“Reimagining Southern” - Castille Assists in Funding, Master Plan to Give University Makeover

June 27, 2017

Click here to view story on the Baton Rouge Business Report web site


Rendering courtesy Southern University​ - The new Alumni and Economic Development Center, overlooking the Mississippi River on the Southern University campus, is part of the Imagine 20,000 plan . 

Taylor Porter Partner and Executive Committee Member Preston Castille, who serves as president of the Southern University Alumni Federation and also a member of the Baton Rouge Area Chamber’s diversity committee, has been instrumental in the university's work to gather funding and develop a master plan, Imagine 20,000. The master plan will help increase the school's enrollment and provide dozens of renovation and new construction projects to the Scotlandville campus, Southern Law Center and graduate programs downtown, and the eventual development of new programs in north Baton Rouge. The university's master plan was featured in an article in the Baton Rouge Business Report, "Reimagining Southern."

“A huge part of making a long-term impact is through education and employment,” said Castille in an interview with the Baton Rouge Business Report. "Southern is a major institution, and given that it has the ability to have such an impact on the educational system, we’ve been very focused with stakeholders on how we can make truly systemic changes that will impact the city for generations to come.”

Castille spearheaded the effort to secure the BRAF planning grant earlier this year. To apply for the funding, BRAF asked him and others to put together an outline articulating the vision of what Southern could be and what it needs to do to get there. In April, BRAF agreed to help fund the master plan, which is expected to cost upwards of $500,000 and will be drafted over the next year or so. ​In addition to the construction renovations and new builds, at its core, the master plan Imagine 20,000 seeks to increase Southern’s enrollment — currently at just below 6,000 — to 20,000 by the year 2027.

The plan envisions connecting the campuses with an extension of the proposed streetcar currently planned for the corridor between Nicholson Drive and downtown.
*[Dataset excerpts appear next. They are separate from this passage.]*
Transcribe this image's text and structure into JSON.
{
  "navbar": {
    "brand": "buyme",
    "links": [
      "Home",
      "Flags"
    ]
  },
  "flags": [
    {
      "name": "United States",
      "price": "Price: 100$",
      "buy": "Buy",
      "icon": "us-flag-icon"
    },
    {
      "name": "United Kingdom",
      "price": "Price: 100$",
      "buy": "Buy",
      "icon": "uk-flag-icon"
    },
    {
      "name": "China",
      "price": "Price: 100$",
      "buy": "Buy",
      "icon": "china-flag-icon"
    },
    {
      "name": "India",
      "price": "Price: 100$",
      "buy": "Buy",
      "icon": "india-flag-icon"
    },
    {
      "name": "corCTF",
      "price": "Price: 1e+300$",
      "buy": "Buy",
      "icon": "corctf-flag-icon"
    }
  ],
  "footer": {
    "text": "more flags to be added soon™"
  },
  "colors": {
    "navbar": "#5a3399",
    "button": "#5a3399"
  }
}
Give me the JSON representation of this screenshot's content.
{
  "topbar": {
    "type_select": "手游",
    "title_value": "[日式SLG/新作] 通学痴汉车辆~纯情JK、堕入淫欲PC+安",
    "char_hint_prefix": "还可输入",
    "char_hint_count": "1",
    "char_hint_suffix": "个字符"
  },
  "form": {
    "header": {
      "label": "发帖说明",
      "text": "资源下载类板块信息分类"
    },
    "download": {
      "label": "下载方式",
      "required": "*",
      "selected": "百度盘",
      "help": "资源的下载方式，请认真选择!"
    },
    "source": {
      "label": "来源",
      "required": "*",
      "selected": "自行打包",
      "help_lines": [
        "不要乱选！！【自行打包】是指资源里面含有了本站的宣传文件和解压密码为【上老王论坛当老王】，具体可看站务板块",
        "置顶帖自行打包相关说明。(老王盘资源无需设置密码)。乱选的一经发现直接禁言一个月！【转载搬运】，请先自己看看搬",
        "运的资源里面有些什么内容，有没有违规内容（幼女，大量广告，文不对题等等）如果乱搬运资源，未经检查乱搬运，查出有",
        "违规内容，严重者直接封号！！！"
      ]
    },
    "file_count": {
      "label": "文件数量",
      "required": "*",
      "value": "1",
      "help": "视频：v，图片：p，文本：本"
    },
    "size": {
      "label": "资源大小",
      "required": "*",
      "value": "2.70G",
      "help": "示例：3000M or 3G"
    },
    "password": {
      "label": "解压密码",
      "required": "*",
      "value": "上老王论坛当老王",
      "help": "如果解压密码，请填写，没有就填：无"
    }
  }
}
It also suggests the possibility of acquiring and redeveloping Harding and Swan boulevards outside the campus gates as well as portions of Scenic Highway, and turning them into mixed-use corridors with restaurants and retail activity. “How do you make the university stronger so it can be more impactful?” Castille says. “That’s one of the questions we’re trying to answer. Ten years ago, 70 percent of our funding came from the state. Now, only 30 percent comes from the state, so we’ve had to rethink our model and figure out how we can leverage existing resources and build on what we have.”

On the Scotlandville campus, preliminary plans call for building a new alumni and economic development center near the bluffs overlooking the Mississippi River, developing a new innovation center and renovating the law school and gateway/campus entrance, among others.

The master plan also calls for developments that could come from public-private partnerships and become revenue generators for the university. A senior living facility adjacent to the planned alumni center is one possibility. An expansion of the Southern University Lab school program is another. “Southern, as a higher education institution, has a greater responsibility to get much deeper — that means at the pre-K-12 level — and look at how to truly make systemic change in the community,” Castille says. “If you can reach children at a much younger age and improve community outcomes, that will strengthen the community.”

The plan calls for expanding Southern’s downtown campus, which has actually been operating since the beginning of the year in the Mentorship Academy building at 339 Florida St. ​Currently, the Southern University Law Center offers five night classes in the building. Imagine 20,000 calls for increasing the number of law classes, and also eventually bringing graduate education classes and the entire graduate business program downtown as well.

“The idea is really to take the university beyond its current borders into the city, with the goal being that by expanding into downtown we’re making the institution as a whole more attractive to a greater number of students, which, in turn, will strengthen the campus in north Baton Rouge,” Castille says.